You wisely decide to monitor predictions for Antarctica because you
lack sufficient training data there. Your prediction quality mysteriously
drops for a few days at a time, especially in winter. What could be
the cause?
An environmental factor.
Correct. You discover that storms in Antarctica correlate with
decreases in your prediction quality. During these storms,
unicorn behavior changes. Furthermore, collecting data during storms in
Antarctica is impossible, meaning your model cannot train for
such conditions.
Your model becomes stale.
Incorrect. If this cause were correct, then quality would
drop continuously as your model became stale, instead of dropping
for only a few days.
No cause necessary. ML models have inherent randomness.
Incorrect. If your model quality fluctuates, you should
investigate the cause. Try to eliminate randomness in
your model training to increase reproducibility.
Your unicorn appearance predictor has operated for a year. You've
fixed many problems, and quality is now high. However, you
notice a small but persistent problem. Your model quality has drifted
slightly lower in urban areas. What might be the cause?
The high quality of your predictions lead users to
easily find unicorns, affecting unicorn appearance behavior itself.
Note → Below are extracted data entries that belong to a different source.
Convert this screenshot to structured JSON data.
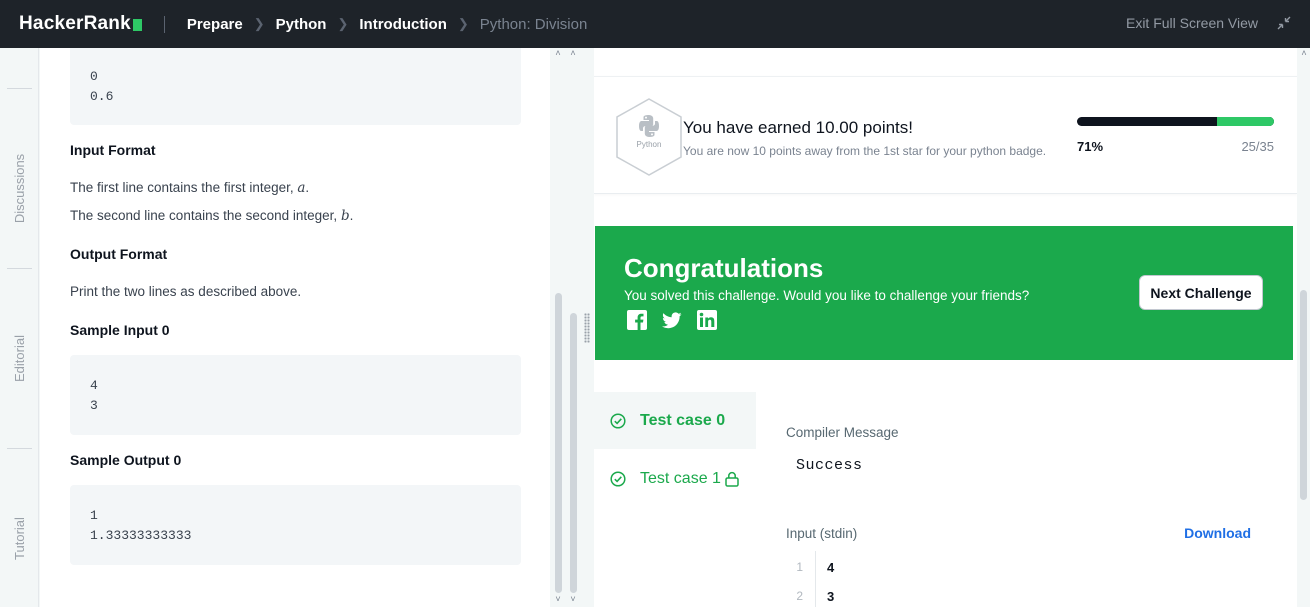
{
  "header": {
    "logo": "HackerRank",
    "breadcrumbs": [
      "Prepare",
      "Python",
      "Introduction",
      "Python: Division"
    ],
    "exit_label": "Exit Full Screen View"
  },
  "sidetabs": [
    "Discussions",
    "Editorial",
    "Tutorial"
  ],
  "problem": {
    "top_output": [
      "0",
      "0.6"
    ],
    "input_format_heading": "Input Format",
    "input_line1": "The first line contains the first integer, ",
    "input_var1": "a",
    "input_line2": "The second line contains the second integer, ",
    "input_var2": "b",
    "output_format_heading": "Output Format",
    "output_text": "Print the two lines as described above.",
    "sample_input_heading": "Sample Input 0",
    "sample_input": [
      "4",
      "3"
    ],
    "sample_output_heading": "Sample Output 0",
    "sample_output": [
      "1",
      "1.33333333333"
    ]
  },
  "points": {
    "badge_label": "Python",
    "title": "You have earned 10.00 points!",
    "subtitle": "You are now 10 points away from the 1st star for your python badge.",
    "progress_fraction": 0.71,
    "percent": "71%",
    "count": "25/35"
  },
  "congrats": {
    "title": "Congratulations",
    "subtitle": "You solved this challenge. Would you like to challenge your friends?",
    "next_button": "Next Challenge",
    "social": [
      "facebook-icon",
      "twitter-icon",
      "linkedin-icon"
    ]
  },
  "tests": {
    "items": [
      {
        "label": "Test case 0",
        "locked": false
      },
      {
        "label": "Test case 1",
        "locked": true
      }
    ]
  },
  "result": {
    "compiler_label": "Compiler Message",
    "compiler_message": "Success",
    "input_label": "Input (stdin)",
    "download_label": "Download",
    "input_lines": [
      {
        "num": "1",
        "value": "4"
      },
      {
        "num": "2",
        "value": "3"
      }
    ]
  },
  "colors": {
    "topbar": "#1e2329",
    "brand_green": "#2ec866",
    "success_green": "#1ba94c",
    "link_blue": "#1f6fe5"
  }
}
Correct. Unicorns responded to increased attention by
changing their behavior in urban areas. As your model's predictions
adapt to the changing behavior, unicorns continue to
change their behavior. Such a situation, where
your model's behavior affects the training data itself, is called
a feedback loop.
You should try modifying your training-serving skew detection to
detect changes in serving data that correspond to changes in unicorn
behavior.
Unicorn appearances are reported multiple times in
heavily populated areas, skewing your training data.
Incorrect. This is probably not the cause because this skew should
have lowered your quality from launch.
Urban areas are difficult to model.
Incorrect. If your model was having trouble predicting in
urban areas, the quality would be low from the start, instead of
drifting lower after launch.